Like most parents of a young child, I’m trying to decide which environment will be the best for my son when he enters a public school for the first time next fall. At nearly every open house my wife and I attend, cheerful administrators and educators tout the advantage of being a “participatory” school, and of “giving children the opportunity to learn and work in groups.” Send your child here, they tell us, and he’ll acquire a core set of democratic skills – from working collaboratively to acting empathetically – that will help him successfully negotiate our increasingly interconnected global community.
Sounds great, I say – until I open my Sunday New York Times and read a cover story warning against the rise of a new type of groupthink. “Most of us now work in teams,” writes author Susan Cain, “in offices without walls, for managers who prize people skills above all. Lone geniuses are out. Collaboration is in. But there’s a problem with this view. Research strongly suggests that people are more creative when they enjoy privacy and freedom from interruption.”
Whom should we trust? Have we overvalued democratic skills like collaboration and shared decision-making to our own detriment? And, in the end, should our schools be more or less democratic?
The answer, of course, depends on which values and behaviors we associate with that word – democratic. And the reality is that too often, too many of us – from local educators to federal policymakers – define it in a way that limits our collective capacity to understand what a healthy, high-functioning learning community really looks like, and requires.
In many schools, “democracy” is a subject students study in social studies, or via a special add-on program, or, if your school still has such a thing, in civics class. It’s something schools and districts seek separate grant money to support. And it’s something that, in the end, you learn about – whether it’s the three branches of government or the legislative process or the twenty-seven Amendments to the U.S. Constitution. Call it “Democracy via Content.”
In other schools, the word stands for something very different – a philosophy of human interaction that guides how adult decisions are made and how students interact with each other. In these places, what matters most is how the classroom itself is structured (or unstructured), and the messiness of the approach becomes the central message about what it all means. Call it “Democracy via Process.”
Problems arise whenever we overvalue either approach. In an environment where democracy is seen solely as a subject, children memorize their rights but never practice them. And in a classroom where democracy is seen primarily as a process, children sit in circles or work in teams – regardless of whether or not those methods are helping them learn more effectively.
Secretary of Education Arne Duncan underscored this point at a recent White House forum. “The goals of traditional civic education – to increase civic knowledge, voter participation, and volunteerism– are all still fundamental,” he asserted. “But the new generation of civic learning puts students at the center. It includes both learning and practice — not just rote memorization of names, dates, and processes.” Harvard’s Tony Wagner agrees, noting that there is a “happy convergence between the skills most needed in the global knowledge economy and those most needed to keep our democracy safe and vibrant.”

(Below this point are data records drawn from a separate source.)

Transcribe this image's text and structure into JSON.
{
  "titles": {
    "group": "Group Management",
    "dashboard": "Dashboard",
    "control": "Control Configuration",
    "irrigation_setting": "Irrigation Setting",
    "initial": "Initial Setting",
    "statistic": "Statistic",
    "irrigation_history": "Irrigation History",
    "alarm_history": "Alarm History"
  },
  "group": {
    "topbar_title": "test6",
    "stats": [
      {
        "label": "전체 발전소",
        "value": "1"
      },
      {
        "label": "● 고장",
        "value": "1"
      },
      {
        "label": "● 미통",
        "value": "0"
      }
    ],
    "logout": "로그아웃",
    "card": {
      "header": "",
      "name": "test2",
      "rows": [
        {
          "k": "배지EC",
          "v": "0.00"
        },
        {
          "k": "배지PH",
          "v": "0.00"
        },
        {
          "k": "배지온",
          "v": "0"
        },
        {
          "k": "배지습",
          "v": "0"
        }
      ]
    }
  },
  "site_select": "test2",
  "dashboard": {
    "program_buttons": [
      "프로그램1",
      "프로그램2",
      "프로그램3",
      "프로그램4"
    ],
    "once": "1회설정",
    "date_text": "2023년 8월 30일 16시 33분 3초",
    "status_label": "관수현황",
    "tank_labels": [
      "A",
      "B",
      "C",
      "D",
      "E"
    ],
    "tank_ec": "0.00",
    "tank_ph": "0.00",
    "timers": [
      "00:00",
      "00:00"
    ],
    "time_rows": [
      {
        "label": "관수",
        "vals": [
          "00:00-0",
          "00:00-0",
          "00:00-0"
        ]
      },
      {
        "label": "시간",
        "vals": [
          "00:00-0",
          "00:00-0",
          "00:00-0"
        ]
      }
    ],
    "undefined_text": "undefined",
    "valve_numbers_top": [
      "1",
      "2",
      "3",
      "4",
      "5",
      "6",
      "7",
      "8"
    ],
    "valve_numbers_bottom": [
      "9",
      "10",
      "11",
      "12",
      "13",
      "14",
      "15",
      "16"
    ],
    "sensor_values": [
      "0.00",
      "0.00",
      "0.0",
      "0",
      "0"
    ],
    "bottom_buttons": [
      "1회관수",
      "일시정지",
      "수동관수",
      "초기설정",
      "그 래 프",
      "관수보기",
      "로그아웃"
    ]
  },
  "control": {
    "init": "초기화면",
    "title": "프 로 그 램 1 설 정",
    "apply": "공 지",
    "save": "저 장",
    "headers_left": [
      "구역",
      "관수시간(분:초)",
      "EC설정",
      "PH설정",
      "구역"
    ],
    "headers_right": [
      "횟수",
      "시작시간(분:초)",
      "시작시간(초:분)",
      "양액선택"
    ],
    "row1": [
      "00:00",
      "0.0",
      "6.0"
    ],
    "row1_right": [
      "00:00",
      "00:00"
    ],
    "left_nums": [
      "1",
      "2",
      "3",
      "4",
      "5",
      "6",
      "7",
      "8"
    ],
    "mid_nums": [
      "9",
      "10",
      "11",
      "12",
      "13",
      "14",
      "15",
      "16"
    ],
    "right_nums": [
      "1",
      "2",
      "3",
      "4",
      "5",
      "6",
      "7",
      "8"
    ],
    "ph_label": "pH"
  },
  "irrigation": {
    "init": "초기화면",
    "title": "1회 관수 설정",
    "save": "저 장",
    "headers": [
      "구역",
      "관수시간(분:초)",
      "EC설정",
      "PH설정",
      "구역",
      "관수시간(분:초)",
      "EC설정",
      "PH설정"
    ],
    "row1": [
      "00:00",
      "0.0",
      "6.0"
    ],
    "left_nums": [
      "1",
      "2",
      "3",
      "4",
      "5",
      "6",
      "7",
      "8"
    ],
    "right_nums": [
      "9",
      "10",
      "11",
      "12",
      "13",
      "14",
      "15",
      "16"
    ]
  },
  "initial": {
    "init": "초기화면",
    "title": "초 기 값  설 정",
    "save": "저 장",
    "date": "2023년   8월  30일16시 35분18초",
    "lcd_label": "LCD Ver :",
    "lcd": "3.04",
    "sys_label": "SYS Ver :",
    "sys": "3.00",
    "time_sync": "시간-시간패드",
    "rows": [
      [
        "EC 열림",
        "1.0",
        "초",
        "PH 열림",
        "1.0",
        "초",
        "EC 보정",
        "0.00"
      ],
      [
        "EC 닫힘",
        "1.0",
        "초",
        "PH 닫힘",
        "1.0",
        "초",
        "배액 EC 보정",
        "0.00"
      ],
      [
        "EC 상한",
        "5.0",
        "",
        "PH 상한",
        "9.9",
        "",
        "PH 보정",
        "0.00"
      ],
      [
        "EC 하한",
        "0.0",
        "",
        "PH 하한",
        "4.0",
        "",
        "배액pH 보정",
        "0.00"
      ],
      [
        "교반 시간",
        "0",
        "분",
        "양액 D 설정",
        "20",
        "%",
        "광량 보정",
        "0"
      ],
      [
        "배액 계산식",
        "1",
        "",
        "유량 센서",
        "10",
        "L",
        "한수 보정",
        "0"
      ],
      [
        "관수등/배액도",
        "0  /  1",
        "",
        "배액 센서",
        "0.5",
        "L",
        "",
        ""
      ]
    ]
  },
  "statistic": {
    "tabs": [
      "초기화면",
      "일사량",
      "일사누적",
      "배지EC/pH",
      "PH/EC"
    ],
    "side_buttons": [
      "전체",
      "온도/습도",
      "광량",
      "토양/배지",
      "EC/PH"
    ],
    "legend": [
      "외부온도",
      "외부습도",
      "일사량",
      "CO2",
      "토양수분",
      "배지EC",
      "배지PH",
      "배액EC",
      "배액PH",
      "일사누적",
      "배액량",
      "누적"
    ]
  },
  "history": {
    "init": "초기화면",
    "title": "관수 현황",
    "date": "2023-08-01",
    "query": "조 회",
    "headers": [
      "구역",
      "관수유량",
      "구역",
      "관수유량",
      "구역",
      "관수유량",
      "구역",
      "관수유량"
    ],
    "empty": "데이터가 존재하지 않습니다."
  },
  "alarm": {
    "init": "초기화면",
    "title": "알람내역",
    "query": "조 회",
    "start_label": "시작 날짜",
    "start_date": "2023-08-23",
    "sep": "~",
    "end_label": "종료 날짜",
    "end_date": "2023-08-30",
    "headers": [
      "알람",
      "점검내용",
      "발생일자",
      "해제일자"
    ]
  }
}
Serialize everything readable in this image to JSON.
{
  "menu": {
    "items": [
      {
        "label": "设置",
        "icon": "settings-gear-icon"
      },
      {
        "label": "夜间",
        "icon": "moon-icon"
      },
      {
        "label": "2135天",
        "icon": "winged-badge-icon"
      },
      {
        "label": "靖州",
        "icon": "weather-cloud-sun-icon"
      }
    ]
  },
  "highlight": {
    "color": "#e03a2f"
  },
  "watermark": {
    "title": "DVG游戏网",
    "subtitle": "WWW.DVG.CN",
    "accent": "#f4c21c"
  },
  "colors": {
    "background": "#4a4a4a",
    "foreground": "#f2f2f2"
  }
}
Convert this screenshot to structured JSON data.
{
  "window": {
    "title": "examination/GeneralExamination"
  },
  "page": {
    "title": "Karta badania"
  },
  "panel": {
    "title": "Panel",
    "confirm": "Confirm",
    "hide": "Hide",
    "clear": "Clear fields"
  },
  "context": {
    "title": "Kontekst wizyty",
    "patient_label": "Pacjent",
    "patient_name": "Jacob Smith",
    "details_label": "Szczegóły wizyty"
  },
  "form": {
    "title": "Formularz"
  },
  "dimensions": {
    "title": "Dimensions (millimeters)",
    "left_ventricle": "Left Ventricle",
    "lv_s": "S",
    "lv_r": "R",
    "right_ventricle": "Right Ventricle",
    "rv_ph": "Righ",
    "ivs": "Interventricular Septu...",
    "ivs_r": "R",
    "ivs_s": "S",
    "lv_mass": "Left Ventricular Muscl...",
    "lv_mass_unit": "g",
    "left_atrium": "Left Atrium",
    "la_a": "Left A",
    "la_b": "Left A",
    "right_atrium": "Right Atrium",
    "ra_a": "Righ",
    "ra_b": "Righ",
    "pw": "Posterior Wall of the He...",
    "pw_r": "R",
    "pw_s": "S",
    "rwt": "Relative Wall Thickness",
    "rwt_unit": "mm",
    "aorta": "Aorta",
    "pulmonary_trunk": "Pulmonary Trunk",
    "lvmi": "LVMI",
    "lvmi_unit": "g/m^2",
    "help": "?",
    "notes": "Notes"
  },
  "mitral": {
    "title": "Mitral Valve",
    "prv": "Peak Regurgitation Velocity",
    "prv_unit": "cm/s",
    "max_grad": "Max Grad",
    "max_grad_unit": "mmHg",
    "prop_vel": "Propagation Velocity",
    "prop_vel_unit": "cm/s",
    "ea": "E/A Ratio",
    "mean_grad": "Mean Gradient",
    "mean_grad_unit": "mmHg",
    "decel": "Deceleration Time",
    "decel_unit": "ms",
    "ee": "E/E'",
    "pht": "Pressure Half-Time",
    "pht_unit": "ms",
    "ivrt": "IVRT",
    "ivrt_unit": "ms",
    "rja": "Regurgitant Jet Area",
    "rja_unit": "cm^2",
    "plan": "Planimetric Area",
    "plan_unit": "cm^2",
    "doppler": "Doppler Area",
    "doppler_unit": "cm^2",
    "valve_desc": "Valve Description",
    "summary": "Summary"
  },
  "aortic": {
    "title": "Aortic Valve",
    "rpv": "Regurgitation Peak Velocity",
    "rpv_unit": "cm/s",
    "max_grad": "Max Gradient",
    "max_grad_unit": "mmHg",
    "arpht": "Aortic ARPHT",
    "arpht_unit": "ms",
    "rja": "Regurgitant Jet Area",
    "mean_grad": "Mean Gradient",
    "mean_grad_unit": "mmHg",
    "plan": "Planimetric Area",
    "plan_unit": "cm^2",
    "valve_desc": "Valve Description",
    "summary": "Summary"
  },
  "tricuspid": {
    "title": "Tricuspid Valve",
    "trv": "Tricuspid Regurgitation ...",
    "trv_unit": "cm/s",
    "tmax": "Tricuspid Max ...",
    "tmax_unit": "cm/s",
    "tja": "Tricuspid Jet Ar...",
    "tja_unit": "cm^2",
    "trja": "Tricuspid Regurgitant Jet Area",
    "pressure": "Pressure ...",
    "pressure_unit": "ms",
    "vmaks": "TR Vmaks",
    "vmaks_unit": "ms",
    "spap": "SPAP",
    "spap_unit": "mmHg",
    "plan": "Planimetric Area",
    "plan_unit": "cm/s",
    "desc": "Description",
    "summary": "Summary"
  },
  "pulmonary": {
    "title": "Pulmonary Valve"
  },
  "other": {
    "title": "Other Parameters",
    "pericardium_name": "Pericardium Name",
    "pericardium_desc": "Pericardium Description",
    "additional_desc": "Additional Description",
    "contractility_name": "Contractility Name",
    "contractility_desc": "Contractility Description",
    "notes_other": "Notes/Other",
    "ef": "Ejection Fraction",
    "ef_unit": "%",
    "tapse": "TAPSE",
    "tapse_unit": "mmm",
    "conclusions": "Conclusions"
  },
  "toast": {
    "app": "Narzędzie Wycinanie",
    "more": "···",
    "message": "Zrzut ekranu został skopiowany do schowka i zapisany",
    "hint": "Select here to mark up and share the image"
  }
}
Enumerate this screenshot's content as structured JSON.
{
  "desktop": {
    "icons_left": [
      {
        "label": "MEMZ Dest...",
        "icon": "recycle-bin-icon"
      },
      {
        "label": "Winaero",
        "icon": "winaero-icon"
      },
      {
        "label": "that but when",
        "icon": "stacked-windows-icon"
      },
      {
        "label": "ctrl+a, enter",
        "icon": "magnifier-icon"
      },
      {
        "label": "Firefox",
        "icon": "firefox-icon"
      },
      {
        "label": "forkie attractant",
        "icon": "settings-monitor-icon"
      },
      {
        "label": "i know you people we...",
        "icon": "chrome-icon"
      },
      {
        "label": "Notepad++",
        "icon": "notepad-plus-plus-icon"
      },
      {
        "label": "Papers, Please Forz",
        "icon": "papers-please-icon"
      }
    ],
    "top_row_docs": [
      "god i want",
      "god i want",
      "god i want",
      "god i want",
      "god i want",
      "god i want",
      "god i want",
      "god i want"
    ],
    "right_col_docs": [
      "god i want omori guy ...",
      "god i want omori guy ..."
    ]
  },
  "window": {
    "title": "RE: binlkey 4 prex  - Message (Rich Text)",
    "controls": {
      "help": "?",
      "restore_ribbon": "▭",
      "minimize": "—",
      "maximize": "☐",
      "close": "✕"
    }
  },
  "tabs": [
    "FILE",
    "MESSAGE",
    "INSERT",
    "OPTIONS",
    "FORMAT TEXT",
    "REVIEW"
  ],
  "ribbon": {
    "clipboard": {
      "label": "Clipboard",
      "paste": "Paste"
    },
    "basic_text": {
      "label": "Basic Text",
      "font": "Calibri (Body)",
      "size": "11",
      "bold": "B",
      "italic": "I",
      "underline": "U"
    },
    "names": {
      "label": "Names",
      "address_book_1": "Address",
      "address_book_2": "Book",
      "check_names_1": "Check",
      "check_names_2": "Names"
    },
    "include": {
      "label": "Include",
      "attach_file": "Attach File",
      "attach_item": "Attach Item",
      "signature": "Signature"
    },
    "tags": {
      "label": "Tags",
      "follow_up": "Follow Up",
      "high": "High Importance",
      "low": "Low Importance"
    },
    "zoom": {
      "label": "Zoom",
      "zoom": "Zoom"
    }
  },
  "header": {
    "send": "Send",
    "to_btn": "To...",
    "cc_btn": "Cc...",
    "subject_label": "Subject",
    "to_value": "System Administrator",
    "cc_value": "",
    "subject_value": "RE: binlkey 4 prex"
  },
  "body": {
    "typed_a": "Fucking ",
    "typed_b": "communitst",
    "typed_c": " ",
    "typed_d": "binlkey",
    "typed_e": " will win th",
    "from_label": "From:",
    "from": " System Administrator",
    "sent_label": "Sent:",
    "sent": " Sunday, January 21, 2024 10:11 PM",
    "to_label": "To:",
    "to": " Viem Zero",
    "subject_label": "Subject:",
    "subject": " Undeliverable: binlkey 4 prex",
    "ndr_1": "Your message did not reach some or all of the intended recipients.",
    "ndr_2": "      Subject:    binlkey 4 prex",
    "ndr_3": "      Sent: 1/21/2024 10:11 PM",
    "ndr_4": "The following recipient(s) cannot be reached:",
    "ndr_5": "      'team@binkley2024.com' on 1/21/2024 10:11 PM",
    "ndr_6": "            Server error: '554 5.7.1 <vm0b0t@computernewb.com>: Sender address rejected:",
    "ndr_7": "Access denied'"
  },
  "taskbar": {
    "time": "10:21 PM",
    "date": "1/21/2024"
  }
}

In a healthy school, educators know which skills – from collaboration to self-direction – their students must develop to be successful as adults, and which combination of content and processes will get them there. Some days, that might mean working in groups; other days, it might mean listening to an old-fashioned lecture. And every day, it means school leaders are aware of the paradoxical human impulse at the center of any democratic society – a point Ms. Cain makes in her Times article. “Most humans have two contradictory impulses,” she writes. “We love and need one another, yet we crave privacy and autonomy.”
A democratic learning environment honors both needs. That’s why from now on, the first thing I’ll ask at the open house is if the school understands which specific skills it wants to cultivate in its students, and why. I’ll ask which processes the teachers will use to engage kids in their own learning, and why. And when I find a school with clear answers and a clear plan for developing both “choice and voice,” I’ll know where to send my son.